We have continued to perform OP even in our robotic sleeve gastrostomies. There is no doubt that it adds additional 15–30 min to the operative time, on a case-by-case basis. We believe that it is worthwhile to add it to LSG as it takes a short time to perform OP.

Our study is limited due to its retrospective nature, lack of randomization, selection and surgeon bias. As it is true with other studies doing comparative analysis of surgical techniques, it is arduous to accurately control and replicate the steps and dimensions of performing the operative procedure in each subject or even the same subject.
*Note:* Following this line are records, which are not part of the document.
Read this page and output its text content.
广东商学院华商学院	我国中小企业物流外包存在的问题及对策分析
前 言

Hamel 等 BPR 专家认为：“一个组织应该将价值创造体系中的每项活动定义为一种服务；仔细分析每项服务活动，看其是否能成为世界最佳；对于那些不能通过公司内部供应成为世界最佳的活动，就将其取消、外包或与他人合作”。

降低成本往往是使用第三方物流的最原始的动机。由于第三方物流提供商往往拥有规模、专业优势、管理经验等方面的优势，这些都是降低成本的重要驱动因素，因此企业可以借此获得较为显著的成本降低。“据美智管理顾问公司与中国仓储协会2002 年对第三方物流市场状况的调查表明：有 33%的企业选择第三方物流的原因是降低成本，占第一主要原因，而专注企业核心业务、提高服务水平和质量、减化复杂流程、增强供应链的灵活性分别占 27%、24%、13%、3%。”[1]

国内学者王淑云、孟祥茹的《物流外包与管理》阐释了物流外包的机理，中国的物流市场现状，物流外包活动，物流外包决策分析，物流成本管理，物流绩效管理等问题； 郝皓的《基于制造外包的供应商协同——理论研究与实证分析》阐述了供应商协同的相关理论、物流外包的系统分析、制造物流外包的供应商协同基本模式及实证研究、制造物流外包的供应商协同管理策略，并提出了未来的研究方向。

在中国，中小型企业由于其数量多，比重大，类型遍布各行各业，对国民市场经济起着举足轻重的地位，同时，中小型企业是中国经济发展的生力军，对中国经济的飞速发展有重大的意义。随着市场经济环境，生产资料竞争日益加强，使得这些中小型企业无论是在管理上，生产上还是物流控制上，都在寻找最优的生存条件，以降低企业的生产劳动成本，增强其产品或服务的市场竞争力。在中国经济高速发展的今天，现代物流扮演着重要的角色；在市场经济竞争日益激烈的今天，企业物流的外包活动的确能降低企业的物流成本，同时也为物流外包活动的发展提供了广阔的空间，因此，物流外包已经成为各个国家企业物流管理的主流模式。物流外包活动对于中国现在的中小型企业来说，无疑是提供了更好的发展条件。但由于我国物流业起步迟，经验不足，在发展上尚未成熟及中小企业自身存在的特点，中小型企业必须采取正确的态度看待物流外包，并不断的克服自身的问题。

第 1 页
This fact will limit the outcomes of any surgical study, solely based on the techniques. Most of our data is clinical, and we think that objectively measuring gastric pH and pressures or performing gastric motility study in a sleeved stomach would add substantial evidence, but this may not be practical. As these tests cannot be routinely justified in practice without any clinical indications, there is always a possibility that the patients who lost follow-up may have had complications and were treated elsewhere or they simply changed their location. We suggest that a more well-designed and well-controlled studies are needed to uphold the validity of our study.